Contrôle fiscal et informations étrangères : des limites clarifiées par la Cour d’appel d’Anvers

Un arrêt récent de la Cour d’appel d’Anvers apporte une clarification importante sur les limites du contrôle fiscal en matière d’informations obtenues de l’étranger. Cet arrêt met en lumière le cadre temporel et juridique applicable au délai d’imposition spécial prévu par l’article 358, §1, 2° du Code des impôts sur les revenus (ci-après, « CIR »), en rappelant l’obligation de respecter strictement les années couvertes par les renseignements obtenus de l’étranger.

A titre de rappel, la loi fiscale prévoit un délai spécial d’imposition lorsque l’administration fiscale obtient des informations de l’étranger révélant que des revenus n’ont pas été déclarés en Belgique au cours d’une des cinq (ou des sept années en cas d’intention frauduleuse) qui précèdent celle pendant laquelle les informations sont venues à la connaissance de l’administration fiscale.

L’obtention des informations de l’étranger doit cependant reposer sur un texte juridique réglant les échanges d’informations entre États.

Dans ce cas, l’impôt ou le supplément d’impôt doit être établi dans un délai de 24 mois à compter de la date à laquelle les informations sont venues à la connaissance de l’administration fiscale belge.

Par ailleurs, l’article 333/2 du CIR précise que l’administration fiscale peut, lorsqu’elle reçoit des informations de l’étranger, procéder à des investigations durant le délai d’imposition spécial de 24 mois.

Il est fréquent que de nombreux contribuables belges fassent l’objet d’enquêtes fiscales débouchant sur des rectifications portant sur des années autres que celles visées par l’échange d’informations, lorsque les revenus étrangers n’ont pas été déclarés ou l’ont été de manière incorrecte.

L’arrêt de la Cour d’appel d’Anvers illustre parfaitement cette pratique et la sanctionne à juste titre.

Dans l’affaire examinée, le contribuable concerné détenait quatre comptes financiers auprès d’une banque étrangère. Ni l’existence de ces comptes, ni les revenus mobiliers perçus n’avaient été mentionnés dans ses déclarations fiscales.

En 2019, l’administration fiscale avait reçu ces informations de l’étranger uniquement pour les années de revenus 2017 et 2018.

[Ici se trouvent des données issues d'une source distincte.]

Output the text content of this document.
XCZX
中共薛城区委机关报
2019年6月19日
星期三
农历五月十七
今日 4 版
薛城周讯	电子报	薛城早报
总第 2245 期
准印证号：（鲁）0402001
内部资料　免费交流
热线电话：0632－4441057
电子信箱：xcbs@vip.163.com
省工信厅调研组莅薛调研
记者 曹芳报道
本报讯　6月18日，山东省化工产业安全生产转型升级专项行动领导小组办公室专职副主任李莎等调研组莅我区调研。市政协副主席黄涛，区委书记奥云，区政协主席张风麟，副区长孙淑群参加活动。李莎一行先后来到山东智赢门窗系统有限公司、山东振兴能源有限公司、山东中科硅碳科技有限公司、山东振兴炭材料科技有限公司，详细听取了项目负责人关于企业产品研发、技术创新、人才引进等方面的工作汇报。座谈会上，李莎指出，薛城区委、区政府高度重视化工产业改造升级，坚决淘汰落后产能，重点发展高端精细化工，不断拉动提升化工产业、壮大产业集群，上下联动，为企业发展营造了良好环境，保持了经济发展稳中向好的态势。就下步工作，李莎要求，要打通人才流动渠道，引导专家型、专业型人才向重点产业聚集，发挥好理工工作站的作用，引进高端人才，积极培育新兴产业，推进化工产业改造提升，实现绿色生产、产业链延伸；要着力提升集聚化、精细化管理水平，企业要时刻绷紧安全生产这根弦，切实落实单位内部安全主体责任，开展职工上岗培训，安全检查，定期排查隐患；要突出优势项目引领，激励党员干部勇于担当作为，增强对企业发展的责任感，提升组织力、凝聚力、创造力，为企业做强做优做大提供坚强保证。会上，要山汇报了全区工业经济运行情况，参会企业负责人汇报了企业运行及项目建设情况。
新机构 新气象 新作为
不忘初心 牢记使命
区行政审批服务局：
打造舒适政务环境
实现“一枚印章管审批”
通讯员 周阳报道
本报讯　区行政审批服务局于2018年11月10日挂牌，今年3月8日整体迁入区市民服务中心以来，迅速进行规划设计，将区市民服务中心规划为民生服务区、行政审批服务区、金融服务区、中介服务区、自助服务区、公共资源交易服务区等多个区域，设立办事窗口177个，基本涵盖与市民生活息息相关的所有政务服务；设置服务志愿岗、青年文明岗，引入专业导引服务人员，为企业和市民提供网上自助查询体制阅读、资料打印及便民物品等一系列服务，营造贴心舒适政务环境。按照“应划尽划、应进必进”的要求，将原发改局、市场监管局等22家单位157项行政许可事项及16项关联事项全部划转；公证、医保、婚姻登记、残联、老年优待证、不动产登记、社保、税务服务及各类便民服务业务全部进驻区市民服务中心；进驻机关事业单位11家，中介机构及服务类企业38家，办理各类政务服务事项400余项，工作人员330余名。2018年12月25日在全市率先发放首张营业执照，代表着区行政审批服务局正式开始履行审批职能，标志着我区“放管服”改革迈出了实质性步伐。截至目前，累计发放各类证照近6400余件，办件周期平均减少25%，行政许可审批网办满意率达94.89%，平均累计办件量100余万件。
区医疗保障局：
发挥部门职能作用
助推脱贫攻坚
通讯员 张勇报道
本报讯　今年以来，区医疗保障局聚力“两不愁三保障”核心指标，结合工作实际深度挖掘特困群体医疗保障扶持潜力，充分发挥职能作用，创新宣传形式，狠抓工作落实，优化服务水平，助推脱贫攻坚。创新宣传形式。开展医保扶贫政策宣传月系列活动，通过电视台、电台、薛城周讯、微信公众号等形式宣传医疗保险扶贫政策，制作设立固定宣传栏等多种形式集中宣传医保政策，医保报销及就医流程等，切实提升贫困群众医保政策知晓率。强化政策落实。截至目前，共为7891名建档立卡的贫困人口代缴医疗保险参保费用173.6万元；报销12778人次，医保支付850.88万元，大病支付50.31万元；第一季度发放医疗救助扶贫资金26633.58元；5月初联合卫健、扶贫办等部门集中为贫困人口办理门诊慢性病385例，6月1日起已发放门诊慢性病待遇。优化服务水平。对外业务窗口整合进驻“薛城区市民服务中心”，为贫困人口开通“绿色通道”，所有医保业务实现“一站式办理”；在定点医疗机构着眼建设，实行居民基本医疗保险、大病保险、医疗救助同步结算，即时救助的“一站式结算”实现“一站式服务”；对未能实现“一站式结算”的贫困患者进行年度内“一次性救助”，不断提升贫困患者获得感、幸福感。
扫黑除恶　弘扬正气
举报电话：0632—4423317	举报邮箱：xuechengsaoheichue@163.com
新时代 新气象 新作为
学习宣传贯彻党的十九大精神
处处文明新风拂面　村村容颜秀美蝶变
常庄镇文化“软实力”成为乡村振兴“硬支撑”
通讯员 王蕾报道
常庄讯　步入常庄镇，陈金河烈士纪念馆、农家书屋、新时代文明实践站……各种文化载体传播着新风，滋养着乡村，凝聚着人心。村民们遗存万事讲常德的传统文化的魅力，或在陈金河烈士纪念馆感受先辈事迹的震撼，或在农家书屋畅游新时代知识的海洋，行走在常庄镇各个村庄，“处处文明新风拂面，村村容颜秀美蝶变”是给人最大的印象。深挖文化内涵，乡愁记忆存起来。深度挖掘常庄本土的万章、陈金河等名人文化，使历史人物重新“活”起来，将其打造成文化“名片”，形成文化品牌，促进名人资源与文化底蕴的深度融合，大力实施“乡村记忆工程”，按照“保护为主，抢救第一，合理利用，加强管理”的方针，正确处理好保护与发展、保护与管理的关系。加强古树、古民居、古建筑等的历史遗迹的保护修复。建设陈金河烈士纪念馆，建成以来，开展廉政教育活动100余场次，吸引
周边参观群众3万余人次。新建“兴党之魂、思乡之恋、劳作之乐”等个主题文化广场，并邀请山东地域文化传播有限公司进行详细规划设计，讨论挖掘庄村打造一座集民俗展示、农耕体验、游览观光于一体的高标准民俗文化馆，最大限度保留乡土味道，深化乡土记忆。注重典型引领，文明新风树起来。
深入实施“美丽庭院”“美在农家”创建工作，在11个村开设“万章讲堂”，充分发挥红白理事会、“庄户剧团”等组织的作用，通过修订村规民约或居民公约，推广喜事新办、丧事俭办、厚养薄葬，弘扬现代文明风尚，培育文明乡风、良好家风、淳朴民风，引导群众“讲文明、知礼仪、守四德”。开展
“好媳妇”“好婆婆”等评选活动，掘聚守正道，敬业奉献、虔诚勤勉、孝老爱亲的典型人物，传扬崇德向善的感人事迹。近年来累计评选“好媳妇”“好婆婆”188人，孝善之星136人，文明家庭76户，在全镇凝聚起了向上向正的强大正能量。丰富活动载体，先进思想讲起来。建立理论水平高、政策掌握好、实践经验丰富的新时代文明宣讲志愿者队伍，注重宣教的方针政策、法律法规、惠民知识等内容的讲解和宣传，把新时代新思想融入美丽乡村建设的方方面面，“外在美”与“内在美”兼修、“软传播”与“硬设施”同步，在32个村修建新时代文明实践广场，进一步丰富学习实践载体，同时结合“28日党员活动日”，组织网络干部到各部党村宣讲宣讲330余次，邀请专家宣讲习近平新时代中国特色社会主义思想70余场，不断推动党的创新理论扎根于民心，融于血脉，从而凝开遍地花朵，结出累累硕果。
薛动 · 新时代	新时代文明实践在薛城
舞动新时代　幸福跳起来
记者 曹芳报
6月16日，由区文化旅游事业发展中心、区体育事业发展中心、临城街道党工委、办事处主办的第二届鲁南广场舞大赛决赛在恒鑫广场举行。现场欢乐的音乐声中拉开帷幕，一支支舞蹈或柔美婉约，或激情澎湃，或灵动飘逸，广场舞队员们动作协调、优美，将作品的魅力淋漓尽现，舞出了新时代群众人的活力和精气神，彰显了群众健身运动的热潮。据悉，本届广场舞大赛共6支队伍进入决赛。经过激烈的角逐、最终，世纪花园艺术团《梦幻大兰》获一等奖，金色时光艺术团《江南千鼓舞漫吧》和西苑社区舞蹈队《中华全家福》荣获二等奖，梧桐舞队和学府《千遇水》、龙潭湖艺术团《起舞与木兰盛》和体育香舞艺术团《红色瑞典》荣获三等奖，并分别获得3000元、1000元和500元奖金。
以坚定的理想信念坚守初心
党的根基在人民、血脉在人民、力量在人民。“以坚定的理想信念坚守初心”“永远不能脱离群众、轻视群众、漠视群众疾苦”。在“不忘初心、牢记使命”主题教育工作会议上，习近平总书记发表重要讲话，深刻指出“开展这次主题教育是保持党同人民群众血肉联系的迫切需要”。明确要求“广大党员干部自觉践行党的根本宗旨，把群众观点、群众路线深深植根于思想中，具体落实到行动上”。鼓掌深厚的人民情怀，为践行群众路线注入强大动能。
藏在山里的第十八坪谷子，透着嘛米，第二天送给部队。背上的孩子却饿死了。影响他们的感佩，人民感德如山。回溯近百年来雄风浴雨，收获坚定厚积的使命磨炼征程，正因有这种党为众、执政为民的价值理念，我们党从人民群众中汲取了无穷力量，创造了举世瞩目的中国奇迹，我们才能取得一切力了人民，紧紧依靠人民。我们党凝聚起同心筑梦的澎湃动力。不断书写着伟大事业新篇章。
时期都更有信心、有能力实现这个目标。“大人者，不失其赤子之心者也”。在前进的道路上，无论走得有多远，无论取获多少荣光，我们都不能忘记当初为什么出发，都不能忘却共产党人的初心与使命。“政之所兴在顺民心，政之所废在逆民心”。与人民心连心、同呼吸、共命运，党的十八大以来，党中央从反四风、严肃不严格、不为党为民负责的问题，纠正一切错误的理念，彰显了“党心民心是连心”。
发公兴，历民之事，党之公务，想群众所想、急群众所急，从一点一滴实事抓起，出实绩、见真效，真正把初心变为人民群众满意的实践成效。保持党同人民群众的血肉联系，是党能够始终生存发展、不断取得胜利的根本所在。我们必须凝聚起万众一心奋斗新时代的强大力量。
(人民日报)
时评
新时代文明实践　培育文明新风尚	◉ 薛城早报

Toutefois, l’administration fiscale avait également tenté de taxer les années de revenus 2013 à 2016, s’appuyant sur une présomption de l’homme. En effet, elle avait déterminé le montant des revenus des années non couvertes par les fiches CRS par analogie sur la base de la moyenne des revenus mentionnés pour les années de revenus 2017 et 2018..

L’administration fiscale appliquait, en outre, un accroissement d’impôt de 50%, soutenant que la non-déclaration constituait une intention frauduleuse.

La Cour d’appel d’Anvers a invalidé cette approche. Selon elle, l’administration fiscale ne peut étendre ses investigations au-delà des années couvertes par les informations obtenues de l’étranger. Ainsi, les cotisations établies pour les années de revenus de 2013 à 2016 ont été annulées.

La Cour a également jugé que l’accroissement d’impôt de 50 % ne pouvait être appliqué sans preuve concrète de l’intention frauduleuse, preuve qui n’a pas été apportée en l’espèce.

Enfin, la Cour a souligné que le délai spécial d’imposition doit être interprété de manière stricte. En effet, le délai d’investigation spécial a pour seul objectif de vérifier l’exactitude des informations obtenues pour les années concernées. Il ne peut être détourné pour étendre les investigations à d’autres périodes non couvertes par les échanges d’informations.

Dans un contexte où les échanges d’informations fiscales entre États se multiplient, cette jurisprudence doit être saluée.

Elle renforce les droits des contribuables en leur offrant une protection accrue contre des investigations fiscales excessives.